The parents of a girl who was raped as a 12-year-old by a man who groomed her through Snapchat have sued the platform’s parent company, Snap, as well as the attacker.
The lawsuit, filed in a Missouri state court on Wednesday, claims that Snap has refused to disable allegedly dangerous features in its app and has failed to warn parents about potential harms posed to child users.
According to the lawsuit, the girl signed up for a Snapchat account in 2021, when she was just 11, without her parents’ knowledge or consent.
The app requires users to be 13 to sign up, but the lawsuit states that children know they can easily bypass the age requirement and the girl does not remember what date of birth she entered.
The lawsuit says that after she had been using Snapchat for about a year, the app recommended the girl and teenagers from nearby high schools as friends to defendant Gabriel Joel Valentin-Rios, a 25-year-old man who had no real-world connections to them.
Failure to Warn Minors
The app did not warn the children that connecting to strangers might be dangerous, according to the lawsuit.
Valentin-Rios began sending the girl unsolicited nude photographs, according to the lawsuit. The girl “did not want these photographs and did not at first reciprocate,” but Snapchat’s product design made it “impossible” for her to avoid such explicit content, it alleges.
The app also provided Valentin-Rios with the girl’s home address through its Snap Maps feature,without her knowledge, according to the filing.
Valentin-Rios then groomed the girl by convincing her that he was a 17-year-old local high school boy. He eventually persuaded her to meet him in person and raped her.
Sentenced to 18 Years
Valentin-Rios pleaded guilty to statutory rape and is serving an 18-year prison sentence in Missouri.
The lawsuit claims Snapchat knew that Valentin-Rios had multiple accounts—in breach of the platform’s policies—including one he used to lure underage girls.
“We care deeply about the safety and well-being of all Snapchatters, and our teams have worked for years to build safeguards, launch safety tutorials, partner with experts, and work with law enforcement to help prevent the misuse of our platform,” Snap said in a statement.
The victim has been diagnosed with PTSD, depression, and anxiety, according to the lawsuit.
The plaintiffs are seeking unspecified damages and are asking the court to compel Snap to stop practices that harm children.
“This assault did not happen in a vacuum—it happened because Snapchat’s product design made it easy for a predator to reach and manipulate an unsuspecting child,” said Matthew Bergman, founder of the Social Media Victims Law Center, which brought the suit on behalf of the plaintiffs.
“Snap executives have long known that their features create a perfect environment for predators to exploit children, yet they have repeatedly failed to make the platform safe.”

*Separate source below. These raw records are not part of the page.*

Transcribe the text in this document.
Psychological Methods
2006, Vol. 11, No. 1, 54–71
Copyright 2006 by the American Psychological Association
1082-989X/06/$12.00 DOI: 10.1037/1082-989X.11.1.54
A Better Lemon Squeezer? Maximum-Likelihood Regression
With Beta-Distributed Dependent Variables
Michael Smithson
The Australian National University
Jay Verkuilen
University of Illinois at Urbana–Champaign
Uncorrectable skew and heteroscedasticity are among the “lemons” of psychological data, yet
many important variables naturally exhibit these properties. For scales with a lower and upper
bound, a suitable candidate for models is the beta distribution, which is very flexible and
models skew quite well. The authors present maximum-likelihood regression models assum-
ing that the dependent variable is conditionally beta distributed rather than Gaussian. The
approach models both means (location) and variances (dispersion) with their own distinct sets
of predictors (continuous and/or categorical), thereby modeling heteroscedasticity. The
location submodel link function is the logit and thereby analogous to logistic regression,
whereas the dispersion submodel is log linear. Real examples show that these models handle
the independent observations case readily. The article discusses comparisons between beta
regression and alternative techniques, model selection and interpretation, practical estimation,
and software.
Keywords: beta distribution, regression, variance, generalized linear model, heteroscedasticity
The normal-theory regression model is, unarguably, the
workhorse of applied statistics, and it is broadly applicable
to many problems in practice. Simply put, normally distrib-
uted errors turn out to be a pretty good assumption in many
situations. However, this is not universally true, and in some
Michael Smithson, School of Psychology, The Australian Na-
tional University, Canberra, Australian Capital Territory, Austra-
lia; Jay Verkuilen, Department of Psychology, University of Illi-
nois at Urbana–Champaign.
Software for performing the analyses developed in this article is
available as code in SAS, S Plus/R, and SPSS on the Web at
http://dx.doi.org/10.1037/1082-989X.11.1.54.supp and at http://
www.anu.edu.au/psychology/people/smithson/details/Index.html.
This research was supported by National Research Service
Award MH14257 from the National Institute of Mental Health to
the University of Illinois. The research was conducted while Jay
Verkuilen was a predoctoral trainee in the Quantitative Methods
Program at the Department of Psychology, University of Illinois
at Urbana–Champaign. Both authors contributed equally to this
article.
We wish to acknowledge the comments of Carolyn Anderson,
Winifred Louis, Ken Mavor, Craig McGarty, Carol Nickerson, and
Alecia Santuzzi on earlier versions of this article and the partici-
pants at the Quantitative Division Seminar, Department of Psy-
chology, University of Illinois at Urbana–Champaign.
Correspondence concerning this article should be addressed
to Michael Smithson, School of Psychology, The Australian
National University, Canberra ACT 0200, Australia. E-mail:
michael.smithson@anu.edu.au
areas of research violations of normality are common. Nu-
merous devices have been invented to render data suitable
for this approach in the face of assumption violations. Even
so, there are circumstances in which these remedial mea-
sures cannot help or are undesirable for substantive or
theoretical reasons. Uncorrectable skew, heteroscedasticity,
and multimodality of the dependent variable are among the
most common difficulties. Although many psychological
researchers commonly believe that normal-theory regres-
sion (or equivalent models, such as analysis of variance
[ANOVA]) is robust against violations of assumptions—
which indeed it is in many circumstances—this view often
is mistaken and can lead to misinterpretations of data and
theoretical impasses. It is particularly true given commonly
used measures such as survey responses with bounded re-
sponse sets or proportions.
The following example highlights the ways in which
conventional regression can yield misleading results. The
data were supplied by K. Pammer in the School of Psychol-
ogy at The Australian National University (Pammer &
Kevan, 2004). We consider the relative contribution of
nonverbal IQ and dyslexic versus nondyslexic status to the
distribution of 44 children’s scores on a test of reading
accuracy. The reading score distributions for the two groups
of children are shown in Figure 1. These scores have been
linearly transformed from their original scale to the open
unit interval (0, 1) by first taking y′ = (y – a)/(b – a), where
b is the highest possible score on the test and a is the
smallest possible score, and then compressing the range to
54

Parents who blame social media platform Snapchat for contributing to their loved one’s death stand near a photo of Snap Inc. CEO Even Spiegel near the offices of Snap Inc. in Santa Monica, Calif., on Feb. 12, 2026. John Fredricks/The Epoch Times
Similar Suits Against Snap
This is not the first lawsuit of its kind against Snap. The state of New Mexico sued the company in 2024, claiming the platform’s design features enable sextortion, sexual abuse, and unwanted contact from adults to minors.
According to that lawsuit, Snap failed to warn parents, young users, and the wider public that sextortion was a “massive” and “incredibly concerning” issue on Snapchat, despite allegedly being fully aware of this.
A judge denied the company’s motion to dismiss the suit last year.
There are other individual lawsuits pending against the company, including one filed in Vermont on behalf of two 12-year-old girls who were sexually assaulted by an adult they met on Snapchat.
The European Commission in March launched an investigation into Snapchat over concerns the platform is not doing enough to protect children from sexual grooming and recruitment for criminal activity.
The commission said that by allowing the app to be used by adults who do not disclose their age and can potentially pose as children, “Snapchat may not be implementing sufficient safeguards to protect children from exposure to harmful content, contact, conduct, and other risks.”
It will also investigate whether the platform’s default settings provide sufficient privacy and safety for children, including whether minors are being automatically recommended to other users through the “Find Friends” function.
Additionally, the probe will examine whether Snapchat’s system is properly checking whether a user is under the age of 17, which it needs to do to ensure minors have an “age-appropriate experience.”
Social Media Crackdown
The case comes amid a growing worldwide crackdown against social media use for under-16s. A growing number of countries have announced plans to age-restrict various platforms, following Australia’s world-first ban introduced in December 2025.
Critics say the bans are often ineffective as they are relatively easy for teens to get around by using a VPN or by creating an account using an older sibling’s ID.
Critics have raised concerns that the bans are a form of censorship or that the requirement for age verification will lead to a reduction in privacy, with fears this could eventually lead to the introduction of digital ID for all.
The Associated Press and Victoria Friedman contributed to this report.
Correction: A previous version of this article misstated the state in which the Snapchat lawsuit was filed in one instance. The Epoch Times regrets the error.